Auch der Ersatz von bereits vorhandenen Substanzen durch neue Bestandteile, die neue (zusätzliche) Funktionen erfüllen, die über den technischen Fortschritt hinausgehen, kann die Gebrauchsmöglichkeiten eines Gebäudes erheblich erhöhen.

  • Nutzungsdauer:

Oftmals liegt eine Erhöhung der Gebrauchsmöglichkeiten bei einer wesentlichen Verlängerung der Nutzungsdauer (technisch oder wirtschaftlich) vor.

  • Anschaffungsnahe Herstellungskosten:

Hierbei geht es um die Differenzierung, ob die Aufwendungen nur den Erwerbszustand erhalten oder ob bereits zu diesem Zeitpunkt Bedarf an baulichen Maßnahmen bestanden hatte, deren Durchführung eine wesentliche Verbesserung gegenüber dem Zustand des Erwerbs mit sich bringen. Ein Indiz hierfür sind hohe Aufwendungen für bauliche Maßnahmen und ein im Verhältnis dazu geringer Kaufpreis.

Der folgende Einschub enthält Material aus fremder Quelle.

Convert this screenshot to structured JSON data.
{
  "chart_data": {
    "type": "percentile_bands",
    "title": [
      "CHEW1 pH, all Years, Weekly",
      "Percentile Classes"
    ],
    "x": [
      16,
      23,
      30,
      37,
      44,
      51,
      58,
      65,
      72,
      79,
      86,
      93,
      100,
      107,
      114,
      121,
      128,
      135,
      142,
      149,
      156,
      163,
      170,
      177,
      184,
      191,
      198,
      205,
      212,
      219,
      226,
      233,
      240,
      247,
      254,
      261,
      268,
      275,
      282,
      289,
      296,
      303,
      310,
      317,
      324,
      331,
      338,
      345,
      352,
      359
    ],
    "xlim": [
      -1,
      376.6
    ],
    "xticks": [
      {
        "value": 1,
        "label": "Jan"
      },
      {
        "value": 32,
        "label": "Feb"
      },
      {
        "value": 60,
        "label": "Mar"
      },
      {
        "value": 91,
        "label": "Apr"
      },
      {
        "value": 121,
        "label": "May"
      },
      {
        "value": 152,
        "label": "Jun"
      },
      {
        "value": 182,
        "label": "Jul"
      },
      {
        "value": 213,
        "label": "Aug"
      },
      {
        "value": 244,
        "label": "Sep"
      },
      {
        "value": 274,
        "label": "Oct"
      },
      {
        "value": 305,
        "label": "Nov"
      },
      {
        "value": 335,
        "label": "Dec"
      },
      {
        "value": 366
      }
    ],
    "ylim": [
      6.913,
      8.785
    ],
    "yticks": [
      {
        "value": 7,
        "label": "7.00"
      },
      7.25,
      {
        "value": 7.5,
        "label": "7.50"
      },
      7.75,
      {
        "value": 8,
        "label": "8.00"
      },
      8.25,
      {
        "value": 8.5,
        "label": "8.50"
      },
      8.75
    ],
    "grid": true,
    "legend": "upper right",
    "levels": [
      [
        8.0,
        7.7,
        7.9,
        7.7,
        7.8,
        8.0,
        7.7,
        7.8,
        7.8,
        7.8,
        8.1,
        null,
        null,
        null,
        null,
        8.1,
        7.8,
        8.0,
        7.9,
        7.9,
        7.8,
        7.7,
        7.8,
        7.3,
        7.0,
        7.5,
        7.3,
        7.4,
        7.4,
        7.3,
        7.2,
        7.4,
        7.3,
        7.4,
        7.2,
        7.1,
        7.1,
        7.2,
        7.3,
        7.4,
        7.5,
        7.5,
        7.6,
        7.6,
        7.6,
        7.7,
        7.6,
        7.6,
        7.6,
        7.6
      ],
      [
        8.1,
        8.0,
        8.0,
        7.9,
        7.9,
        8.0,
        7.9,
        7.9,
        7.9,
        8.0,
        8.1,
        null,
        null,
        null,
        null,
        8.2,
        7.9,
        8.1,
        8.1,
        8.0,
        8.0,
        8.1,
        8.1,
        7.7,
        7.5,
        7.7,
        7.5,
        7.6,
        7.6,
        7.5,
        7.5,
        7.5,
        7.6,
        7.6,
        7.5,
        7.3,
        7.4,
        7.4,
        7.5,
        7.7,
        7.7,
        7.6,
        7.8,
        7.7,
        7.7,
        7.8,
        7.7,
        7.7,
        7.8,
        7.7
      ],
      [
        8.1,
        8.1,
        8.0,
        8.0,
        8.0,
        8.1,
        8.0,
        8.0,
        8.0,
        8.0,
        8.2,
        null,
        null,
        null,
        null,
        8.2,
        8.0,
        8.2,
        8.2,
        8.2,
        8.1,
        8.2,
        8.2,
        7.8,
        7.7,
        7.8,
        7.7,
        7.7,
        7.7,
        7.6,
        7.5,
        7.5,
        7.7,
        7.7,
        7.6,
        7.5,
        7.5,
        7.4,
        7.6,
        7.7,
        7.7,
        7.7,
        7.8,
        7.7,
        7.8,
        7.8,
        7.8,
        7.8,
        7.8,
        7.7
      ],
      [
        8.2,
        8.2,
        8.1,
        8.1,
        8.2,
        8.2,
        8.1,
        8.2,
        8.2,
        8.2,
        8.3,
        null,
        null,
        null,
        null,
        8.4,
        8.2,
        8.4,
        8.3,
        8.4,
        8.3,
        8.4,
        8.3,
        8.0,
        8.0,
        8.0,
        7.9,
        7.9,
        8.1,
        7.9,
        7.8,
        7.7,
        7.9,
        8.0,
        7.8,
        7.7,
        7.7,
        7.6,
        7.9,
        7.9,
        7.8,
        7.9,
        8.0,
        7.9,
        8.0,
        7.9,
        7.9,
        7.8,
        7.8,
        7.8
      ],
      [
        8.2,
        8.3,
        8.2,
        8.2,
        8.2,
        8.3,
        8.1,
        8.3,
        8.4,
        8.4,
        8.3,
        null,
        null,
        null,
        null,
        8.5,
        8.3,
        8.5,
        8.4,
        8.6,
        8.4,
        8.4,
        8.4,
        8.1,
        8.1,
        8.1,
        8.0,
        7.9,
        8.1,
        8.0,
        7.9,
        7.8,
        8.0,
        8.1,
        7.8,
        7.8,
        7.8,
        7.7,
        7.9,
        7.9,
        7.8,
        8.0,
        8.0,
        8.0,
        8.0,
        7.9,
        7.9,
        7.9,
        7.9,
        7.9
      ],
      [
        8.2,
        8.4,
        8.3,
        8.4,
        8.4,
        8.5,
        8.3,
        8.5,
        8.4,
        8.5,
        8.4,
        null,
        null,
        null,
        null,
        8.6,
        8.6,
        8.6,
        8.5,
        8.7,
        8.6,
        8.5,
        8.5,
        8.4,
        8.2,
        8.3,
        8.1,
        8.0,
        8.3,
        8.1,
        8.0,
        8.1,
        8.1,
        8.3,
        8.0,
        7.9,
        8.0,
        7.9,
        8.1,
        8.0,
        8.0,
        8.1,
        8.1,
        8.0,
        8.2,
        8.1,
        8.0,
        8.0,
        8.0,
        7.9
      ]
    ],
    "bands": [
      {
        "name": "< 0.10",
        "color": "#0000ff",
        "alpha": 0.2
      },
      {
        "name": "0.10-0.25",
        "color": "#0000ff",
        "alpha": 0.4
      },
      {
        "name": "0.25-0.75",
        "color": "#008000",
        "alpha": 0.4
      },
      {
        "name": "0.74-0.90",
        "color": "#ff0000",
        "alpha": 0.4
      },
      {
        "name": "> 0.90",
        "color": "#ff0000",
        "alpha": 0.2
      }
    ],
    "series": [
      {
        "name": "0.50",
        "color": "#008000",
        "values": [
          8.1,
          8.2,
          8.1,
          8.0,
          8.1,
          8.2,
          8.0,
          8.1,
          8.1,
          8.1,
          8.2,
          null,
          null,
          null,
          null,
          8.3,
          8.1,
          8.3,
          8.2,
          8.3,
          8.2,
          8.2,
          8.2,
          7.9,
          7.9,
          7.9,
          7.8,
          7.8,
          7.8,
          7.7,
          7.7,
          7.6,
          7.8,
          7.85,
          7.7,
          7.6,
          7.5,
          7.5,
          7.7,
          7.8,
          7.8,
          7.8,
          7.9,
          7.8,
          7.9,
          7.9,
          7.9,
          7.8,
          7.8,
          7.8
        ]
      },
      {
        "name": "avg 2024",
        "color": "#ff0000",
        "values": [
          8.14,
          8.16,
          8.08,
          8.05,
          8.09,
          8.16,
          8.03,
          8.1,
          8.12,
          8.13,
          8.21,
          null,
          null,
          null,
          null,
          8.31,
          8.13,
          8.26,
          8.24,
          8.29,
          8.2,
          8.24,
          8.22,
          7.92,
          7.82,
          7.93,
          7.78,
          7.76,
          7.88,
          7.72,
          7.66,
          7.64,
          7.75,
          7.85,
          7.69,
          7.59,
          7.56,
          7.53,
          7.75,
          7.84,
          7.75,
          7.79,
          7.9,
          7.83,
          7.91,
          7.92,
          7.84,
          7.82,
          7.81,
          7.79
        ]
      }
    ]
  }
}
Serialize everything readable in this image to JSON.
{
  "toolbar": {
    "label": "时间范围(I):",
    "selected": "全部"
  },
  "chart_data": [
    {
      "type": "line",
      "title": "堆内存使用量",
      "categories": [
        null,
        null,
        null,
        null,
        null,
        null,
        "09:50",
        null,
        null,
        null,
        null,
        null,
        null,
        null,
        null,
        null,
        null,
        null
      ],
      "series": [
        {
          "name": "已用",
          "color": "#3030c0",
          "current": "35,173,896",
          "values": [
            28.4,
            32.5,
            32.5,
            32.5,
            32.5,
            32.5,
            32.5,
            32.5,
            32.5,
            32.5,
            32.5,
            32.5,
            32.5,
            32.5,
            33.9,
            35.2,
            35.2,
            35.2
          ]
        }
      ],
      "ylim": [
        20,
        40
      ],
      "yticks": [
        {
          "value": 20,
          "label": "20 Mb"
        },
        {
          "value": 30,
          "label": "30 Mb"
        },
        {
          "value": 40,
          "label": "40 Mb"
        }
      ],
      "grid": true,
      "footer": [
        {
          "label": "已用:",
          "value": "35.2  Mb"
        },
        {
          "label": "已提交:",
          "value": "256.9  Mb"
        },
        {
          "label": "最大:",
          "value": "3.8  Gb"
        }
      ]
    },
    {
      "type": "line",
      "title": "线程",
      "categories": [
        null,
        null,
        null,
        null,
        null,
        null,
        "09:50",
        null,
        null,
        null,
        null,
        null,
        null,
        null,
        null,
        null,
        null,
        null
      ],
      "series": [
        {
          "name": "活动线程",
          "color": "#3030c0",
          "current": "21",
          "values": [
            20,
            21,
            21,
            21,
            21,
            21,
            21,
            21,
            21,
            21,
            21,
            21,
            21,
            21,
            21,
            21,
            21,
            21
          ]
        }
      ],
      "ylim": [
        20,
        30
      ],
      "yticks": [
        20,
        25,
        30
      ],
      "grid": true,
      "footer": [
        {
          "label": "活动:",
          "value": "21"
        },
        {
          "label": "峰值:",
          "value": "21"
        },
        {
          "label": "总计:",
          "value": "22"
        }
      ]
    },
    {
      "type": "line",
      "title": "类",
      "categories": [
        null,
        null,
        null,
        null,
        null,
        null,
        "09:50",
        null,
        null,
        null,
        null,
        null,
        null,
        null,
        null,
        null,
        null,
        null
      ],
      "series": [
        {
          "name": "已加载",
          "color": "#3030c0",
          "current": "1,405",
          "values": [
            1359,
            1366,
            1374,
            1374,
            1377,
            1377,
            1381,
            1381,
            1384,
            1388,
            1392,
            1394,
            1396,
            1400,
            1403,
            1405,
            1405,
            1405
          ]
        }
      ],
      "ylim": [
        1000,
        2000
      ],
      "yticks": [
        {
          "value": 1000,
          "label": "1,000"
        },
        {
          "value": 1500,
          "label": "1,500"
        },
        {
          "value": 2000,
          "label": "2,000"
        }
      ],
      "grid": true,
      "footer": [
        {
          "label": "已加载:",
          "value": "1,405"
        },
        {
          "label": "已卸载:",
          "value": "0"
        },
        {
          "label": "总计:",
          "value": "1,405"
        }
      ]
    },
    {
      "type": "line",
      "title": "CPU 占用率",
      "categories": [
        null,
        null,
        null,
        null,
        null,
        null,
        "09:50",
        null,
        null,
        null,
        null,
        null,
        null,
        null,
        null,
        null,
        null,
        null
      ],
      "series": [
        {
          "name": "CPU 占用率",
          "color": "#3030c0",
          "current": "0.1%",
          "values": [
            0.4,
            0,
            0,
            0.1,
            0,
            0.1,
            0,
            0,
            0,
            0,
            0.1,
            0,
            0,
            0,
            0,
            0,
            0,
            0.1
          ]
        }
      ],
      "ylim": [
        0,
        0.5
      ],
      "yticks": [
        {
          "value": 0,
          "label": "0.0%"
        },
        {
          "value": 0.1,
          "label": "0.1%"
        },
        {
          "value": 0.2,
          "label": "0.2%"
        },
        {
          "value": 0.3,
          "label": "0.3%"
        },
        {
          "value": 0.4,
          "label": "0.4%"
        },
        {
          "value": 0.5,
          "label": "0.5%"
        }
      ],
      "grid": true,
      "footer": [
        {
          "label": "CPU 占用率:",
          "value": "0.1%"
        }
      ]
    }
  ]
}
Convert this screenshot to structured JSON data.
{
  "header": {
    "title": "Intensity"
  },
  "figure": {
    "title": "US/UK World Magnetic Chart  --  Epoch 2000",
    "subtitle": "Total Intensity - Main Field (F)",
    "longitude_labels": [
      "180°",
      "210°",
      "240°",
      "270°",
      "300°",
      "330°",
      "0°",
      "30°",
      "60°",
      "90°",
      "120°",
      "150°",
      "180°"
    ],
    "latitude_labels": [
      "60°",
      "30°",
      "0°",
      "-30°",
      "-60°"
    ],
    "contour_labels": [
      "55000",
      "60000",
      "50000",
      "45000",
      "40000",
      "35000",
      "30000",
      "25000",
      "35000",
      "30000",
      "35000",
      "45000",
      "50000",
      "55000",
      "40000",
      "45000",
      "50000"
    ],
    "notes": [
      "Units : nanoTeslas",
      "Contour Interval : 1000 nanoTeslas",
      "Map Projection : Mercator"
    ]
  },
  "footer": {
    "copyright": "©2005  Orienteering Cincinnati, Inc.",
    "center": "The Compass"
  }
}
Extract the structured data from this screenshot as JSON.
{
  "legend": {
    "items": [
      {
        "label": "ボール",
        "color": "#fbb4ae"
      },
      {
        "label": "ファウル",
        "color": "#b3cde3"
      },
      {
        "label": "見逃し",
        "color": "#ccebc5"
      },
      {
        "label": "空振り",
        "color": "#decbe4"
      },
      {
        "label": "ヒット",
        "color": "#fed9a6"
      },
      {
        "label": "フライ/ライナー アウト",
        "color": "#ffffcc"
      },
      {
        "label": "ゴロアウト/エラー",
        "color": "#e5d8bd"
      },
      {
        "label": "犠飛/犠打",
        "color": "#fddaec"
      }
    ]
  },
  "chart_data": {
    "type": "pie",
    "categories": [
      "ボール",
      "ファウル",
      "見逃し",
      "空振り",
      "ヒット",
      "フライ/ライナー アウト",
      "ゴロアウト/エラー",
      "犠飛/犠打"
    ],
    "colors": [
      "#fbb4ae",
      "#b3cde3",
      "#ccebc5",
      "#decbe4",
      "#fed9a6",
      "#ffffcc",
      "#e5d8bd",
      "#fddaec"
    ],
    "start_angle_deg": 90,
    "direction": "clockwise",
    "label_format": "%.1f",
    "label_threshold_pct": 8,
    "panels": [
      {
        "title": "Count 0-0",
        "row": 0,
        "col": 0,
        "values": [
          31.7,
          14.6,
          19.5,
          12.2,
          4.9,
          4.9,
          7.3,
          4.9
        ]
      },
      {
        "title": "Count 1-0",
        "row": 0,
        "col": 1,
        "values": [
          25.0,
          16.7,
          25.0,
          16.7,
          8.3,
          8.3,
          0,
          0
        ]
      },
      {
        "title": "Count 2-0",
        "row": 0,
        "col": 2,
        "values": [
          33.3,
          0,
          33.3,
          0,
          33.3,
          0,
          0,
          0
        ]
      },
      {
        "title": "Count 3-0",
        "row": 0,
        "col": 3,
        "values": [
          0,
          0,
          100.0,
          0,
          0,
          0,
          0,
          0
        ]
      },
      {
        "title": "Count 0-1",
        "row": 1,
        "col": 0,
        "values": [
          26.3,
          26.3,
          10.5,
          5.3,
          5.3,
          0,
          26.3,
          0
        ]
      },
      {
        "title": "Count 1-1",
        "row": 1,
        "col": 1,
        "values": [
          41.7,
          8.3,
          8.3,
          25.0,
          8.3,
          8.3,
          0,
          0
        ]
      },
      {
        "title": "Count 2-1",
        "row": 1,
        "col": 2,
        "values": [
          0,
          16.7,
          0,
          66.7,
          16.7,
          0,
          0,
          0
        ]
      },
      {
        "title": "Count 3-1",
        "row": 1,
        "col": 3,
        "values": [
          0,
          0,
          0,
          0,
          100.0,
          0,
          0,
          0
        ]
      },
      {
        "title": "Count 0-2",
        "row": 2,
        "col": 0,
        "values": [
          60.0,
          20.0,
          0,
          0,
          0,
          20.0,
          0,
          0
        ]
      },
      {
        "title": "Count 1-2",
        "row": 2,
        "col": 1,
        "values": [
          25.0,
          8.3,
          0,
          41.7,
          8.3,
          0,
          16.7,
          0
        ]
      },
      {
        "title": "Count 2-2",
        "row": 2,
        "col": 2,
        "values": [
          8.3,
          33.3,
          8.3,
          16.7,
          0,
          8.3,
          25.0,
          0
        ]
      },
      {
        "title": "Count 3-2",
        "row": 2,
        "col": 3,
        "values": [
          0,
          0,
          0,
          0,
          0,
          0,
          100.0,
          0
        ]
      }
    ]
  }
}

  • Zusatz: Anschaffungsnahe Herstellungskosten gemäß § 6 Abs. 1 Nr. 1a EStG:

Aufwendungen für Modernisierungs- und Instandsetzungsmaßnahmen, die innerhalb von drei Jahren nach Anschaffung des Gebäudes durchgeführt werden, werden den HK zugerechnet, falls die Höhe der Aufwendungen 15% (ohne USt) der Anschaffungskosten des Gebäudes übersteigt. Diese Regelung gilt jedoch nur steuerlich.

Zusammenhängende Baumaßnahmen

Werden bauliche Maßnahmen gleichzeitig (oder in einem engen Zeitraum) durchgeführt, sind diese getrennt danach zu beurteilen, ob diese den Voraussetzungen einer Aktivierung entsprechen.

Eine zusammenfassende Beurteilung ist nur dann möglich, falls bauliche Maßnahmen, die für sich allein betrachtet nur eine zeitgemäße substanzerhaltende Erneuerung bewirken, mit anderen zu HK führenden Baumaßnahmen in einem engen sachlichen und räumlichen Zusammenhang stehen und insgesamt eine einheitliche Baumaßnahme bilden.

Dieser Sachverhalt liegt vor, wenn sich die Maßnahmen bautechnisch bedingen. Also dann, wenn Maßnahmen die zu HK führen, die Durchführung weiterer Maßnahmen erfordern oder die Durchführung bestimmter Maßnahmen voraussetzen.
Ein enger zeitlicher Zeitraum kann sich auch über mehrere Geschäftsjahre ziehen.

Beispiel:
Die Modernisierung einzelner Wohnungen kann zu wesentlichen Verbesserungen führen, wenn das Gebäude dadurch als Ganzes eine wesentliche Verbesserung erfährt (Erhöhung Gebrauchswert).